Some of this is reckoned to be in preparation for any kind of trade war or sanctions that might interrupt the flow, as well as simple prudence.
Meanwhile, in the idle profligate West, we think we’re the masters of the Universe, beyond the cold reach of such matters. In the UK, government simply dispels any such thoughts, presuming the nation’s food supply can be cheaply imported. They’re far more concerned with salving our delicate consciences, feeling upset because David Attenborough tells us off for destroying the natural world. And despite the evident truth that a growing population of 68 million, on a footprint of 93,000 damp square miles, already can’t feed itself, government are more concerned that we should protect nature, and rewild farmland…..and this will make all of our environmental guilt vanish. Pop stars and wealthy heirs buy farmland to rewild, and gush about their righteousness. Curiously, I notice self-made first generation billionaires tend to buy productive farmland …and farm it.
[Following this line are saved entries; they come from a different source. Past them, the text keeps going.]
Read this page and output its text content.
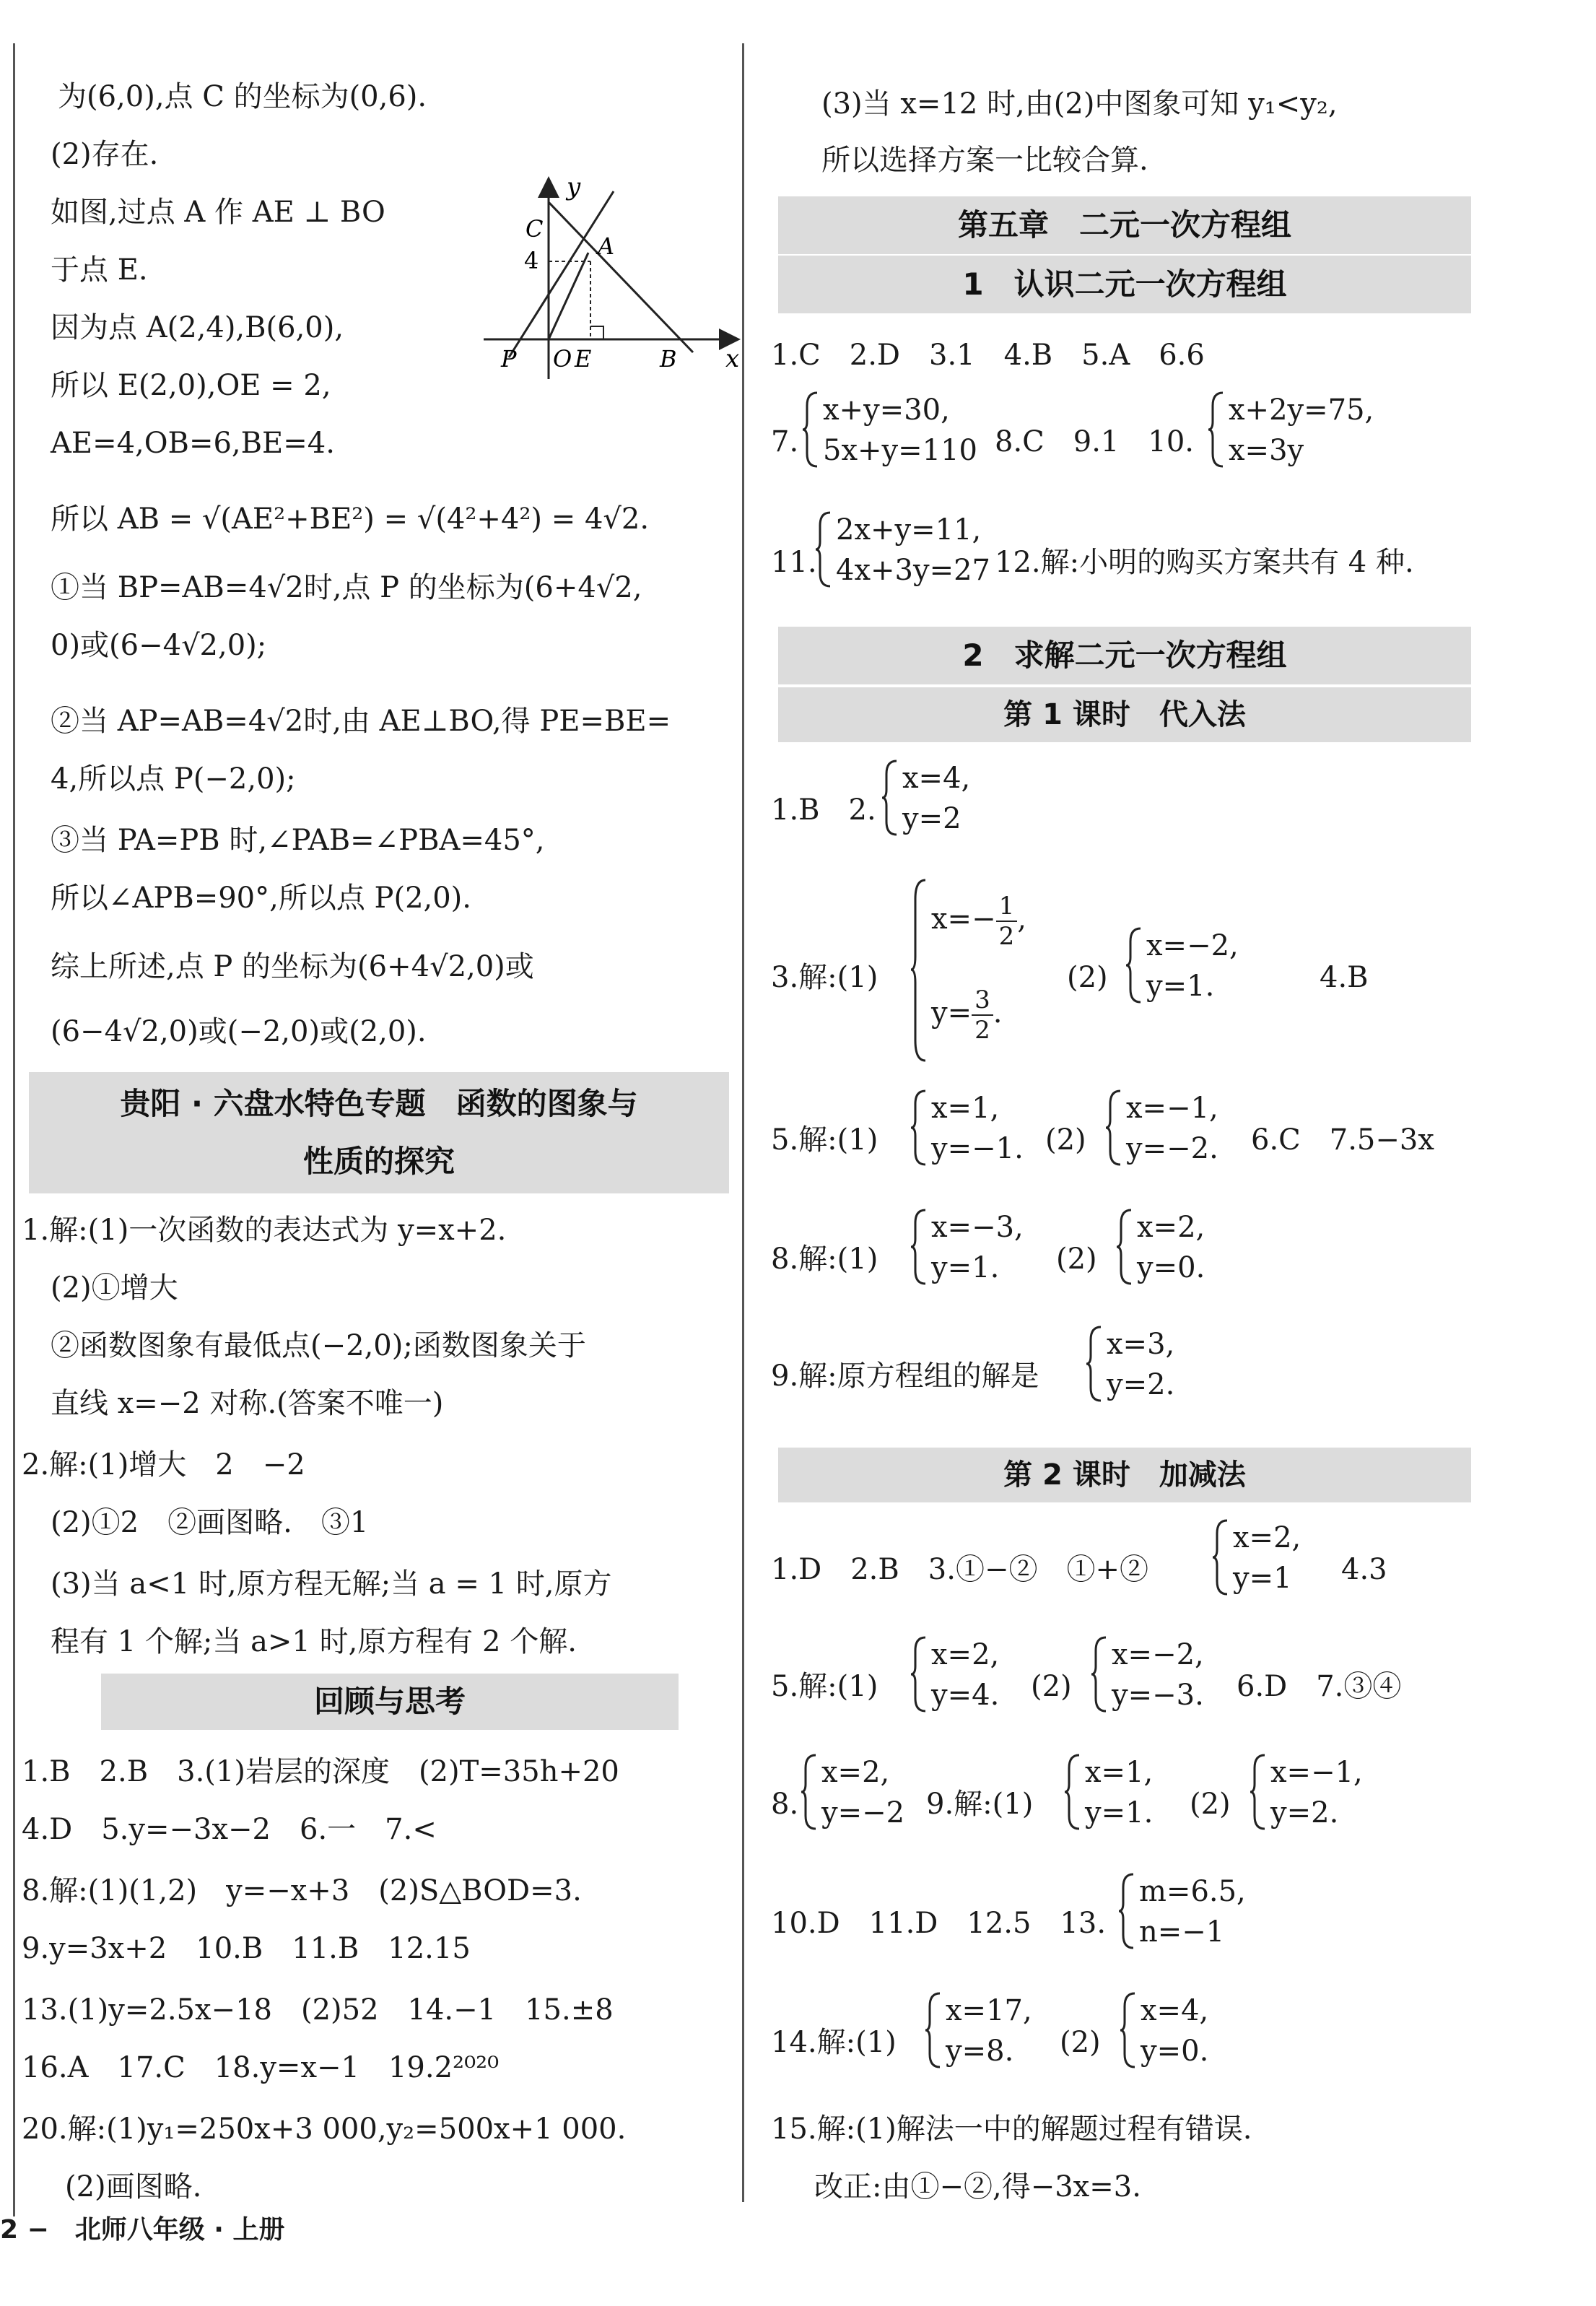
为(6,0),点 C 的坐标为(0,6).
(2)存在.
如图,过点 A 作 AE ⊥ BO
于点 E.
因为点 A(2,4),B(6,0),
所以 E(2,0),OE = 2,
AE=4,OB=6,BE=4.
y
x
C
4
A
P O E	B
所以 AB = √(AE²+BE²) = √(4²+4²) = 4√2.
①当 BP=AB=4√2时,点 P 的坐标为(6+4√2,
0)或(6−4√2,0);
②当 AP=AB=4√2时,由 AE⊥BO,得 PE=BE=
4,所以点 P(−2,0);
③当 PA=PB 时,∠PAB=∠PBA=45°,
所以∠APB=90°,所以点 P(2,0).
综上所述,点 P 的坐标为(6+4√2,0)或
(6−4√2,0)或(−2,0)或(2,0).
贵阳 · 六盘水特色专题　函数的图象与
性质的探究
1.解:(1)一次函数的表达式为 y=x+2.
(2)①增大
②函数图象有最低点(−2,0);函数图象关于
直线 x=−2 对称.(答案不唯一)
2.解:(1)增大　2　−2
(2)①2　②画图略.　③1
(3)当 a<1 时,原方程无解;当 a = 1 时,原方
程有 1 个解;当 a>1 时,原方程有 2 个解.
回顾与思考
1.B　2.B　3.(1)岩层的深度　(2)T=35h+20
4.D　5.y=−3x−2　6.一　7.<
8.解:(1)(1,2)　y=−x+3　(2)S△BOD=3.
9.y=3x+2　10.B　11.B　12.15
13.(1)y=2.5x−18　(2)52　14.−1　15.±8
16.A　17.C　18.y=x−1　19.2²⁰²⁰
20.解:(1)y₁=250x+3 000,y₂=500x+1 000.
(2)画图略.
(3)当 x=12 时,由(2)中图象可知 y₁<y₂,
所以选择方案一比较合算.
第五章　二元一次方程组
1　认识二元一次方程组
1.C　2.D　3.1　4.B　5.A　6.6
7.
x+y=30,
5x+y=110 8.C　9.1　10.
x+2y=75,
x=3y
11.
2x+y=11,
4x+3y=27 12.解:小明的购买方案共有 4 种.
2　求解二元一次方程组
第 1 课时　代入法
1.B　2.
x=4,
y=2
3.解:(1)
$x=- \frac{1}{2}$ ,
$y= \frac{3}{2}$ .
(2)
x=−2,
y=1.	4.B
5.解:(1)
x=1,
y=−1. (2)
x=−1,
y=−2. 6.C　7.5−3x
8.解:(1)
x=−3,
y=1. (2)
x=2,
y=0.
9.解:原方程组的解是
x=3,
y=2.
第 2 课时　加减法
1.D　2.B　3.①−②　①+②
x=2,
y=1 4.3
5.解:(1)
x=2,
y=4. (2)
x=−2,
y=−3. 6.D　7.③④
8.
x=2,
y=−2 9.解:(1)
x=1,
y=1. (2)
x=−1,
y=2.
10.D　11.D　12.5　13.
m=6.5,
n=−1
14.解:(1)
x=17,
y=8. (2)
x=4,
y=0.
15.解:(1)解法一中的解题过程有错误.
改正:由①−②,得−3x=3.
2 −　北师八年级 · 上册
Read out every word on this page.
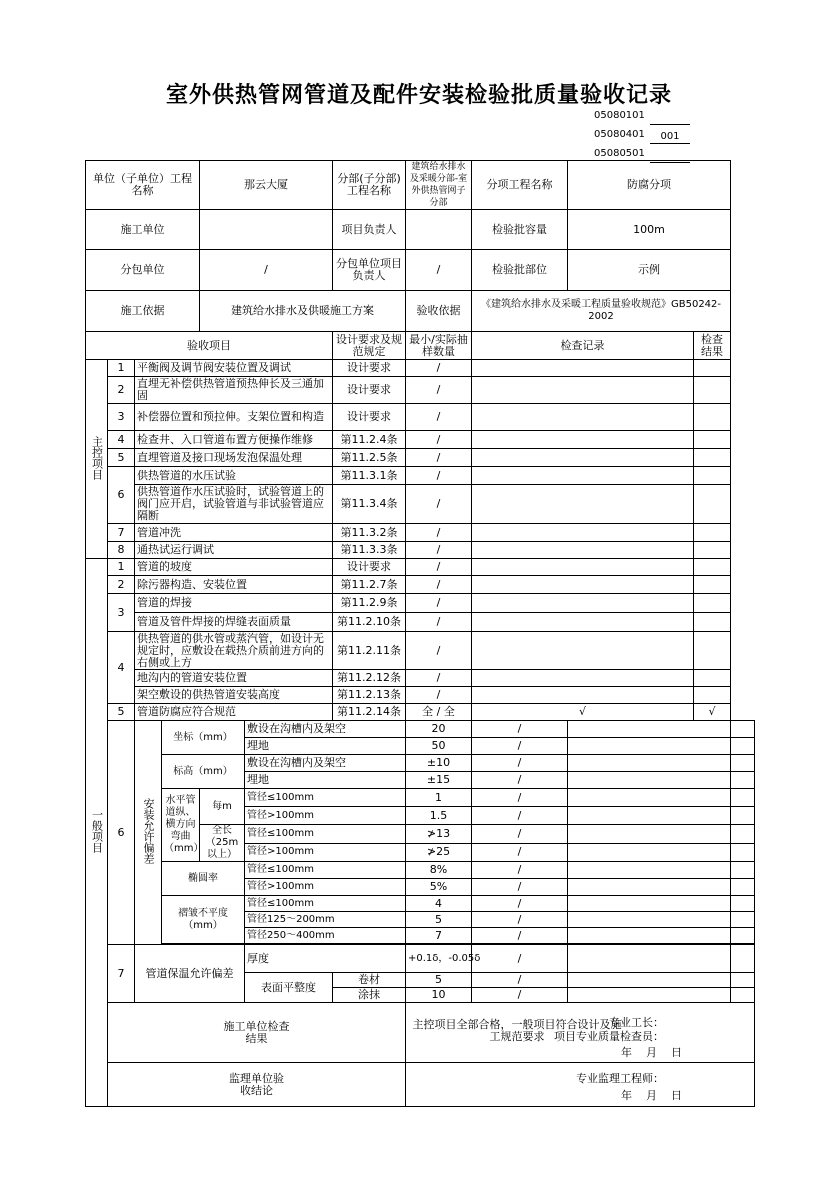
室外供热管网管道及配件安装检验批质量验收记录
05080101
05080401	001
05080501
单位（子单位）工程名称				那云大厦		分部(子分部)工程名称	建筑给水排水及采暖分部-室外供热管网子分部	分项工程名称	防腐分项		
施工单位						项目负责人		检验批容量	100m		
分包单位				/		分包单位项目负责人	/	检验批部位	示例		
施工依据				建筑给水排水及供暖施工方案			验收依据	《建筑给水排水及采暖工程质量验收规范》GB50242-2002			
验收项目						设计要求及规范规定	最小/实际抽样数量	检查记录		检查结果	
主控项目	1	平衡阀及调节阀安装位置及调试				设计要求	/				
	2	直埋无补偿供热管道预热伸长及三通加固				设计要求	/				
	3	补偿器位置和预拉伸。支架位置和构造				设计要求	/				
	4	检查井、入口管道布置方便操作维修				第11.2.4条	/				
	5	直埋管道及接口现场发泡保温处理				第11.2.5条	/				
	6	供热管道的水压试验				第11.3.1条	/				
		供热管道作水压试验时，试验管道上的阀门应开启，试验管道与非试验管道应隔断				第11.3.4条	/				
	7	管道冲洗				第11.3.2条	/				
	8	通热试运行调试				第11.3.3条	/				
一般项目	1	管道的坡度				设计要求	/				
	2	除污器构造、安装位置				第11.2.7条	/				
	3	管道的焊接				第11.2.9条	/				
		管道及管件焊接的焊缝表面质量				第11.2.10条	/				
	4	供热管道的供水管或蒸汽管，如设计无规定时，应敷设在载热介质前进方向的右侧或上方				第11.2.11条	/				
		地沟内的管道安装位置				第11.2.12条	/				
		架空敷设的供热管道安装高度				第11.2.13条	/				
	5	管道防腐应符合规范				第11.2.14条	全 / 全	√		√	
	6	安装允许偏差	坐标（mm）		敷设在沟槽内及架空		20	/			
					埋地		50	/			
			标高（mm）		敷设在沟槽内及架空		±10	/			
					埋地		±15	/			
			水平管道纵、横方向弯曲（mm）	每m	管径≤100mm		1	/			
					管径>100mm		1.5	/			
				全长（25m以上）	管径≤100mm		≯13	/			
					管径>100mm		≯25	/			
			椭圆率		管径≤100mm		8%	/			
					管径>100mm		5%	/			
			褶皱不平度（mm）		管径≤100mm		4	/			
					管径125～200mm		5	/			
					管径250～400mm		7	/			

	7	管道保温允许偏差			厚度		+0.1δ，-0.05δ	/			
					表面平整度	卷材	5	/			
						涂抹	10	/			

	施工单位检查结果						主控项目全部合格，一般项目符合设计及施工规范要求
专业工长：
项目专业质量检查员：
年    月    日				

	监理单位验收结论						专业监理工程师：
年    月    日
Lost amid news of some tennis player’s covid status, and yet another ‘Number 10 lockdown party’ scandal, a cross-party group of MPs has just clearly warned DEFRA that post Brexit agricultural policies are a total mess. Plans messily focus on redirecting funds to taking farm land out of food production. Farmers have been warning constantly against this folly, but our voices are lost amid the clamour.
Meanwhile Boris who allegedly can’t even count his own children, wouldn’t even begin to consider counting grains of wheat. He’s a poster boy for what is wrong with society, driven by the basest of immediate selfish desire. He’s no Ghan, that’s for sure.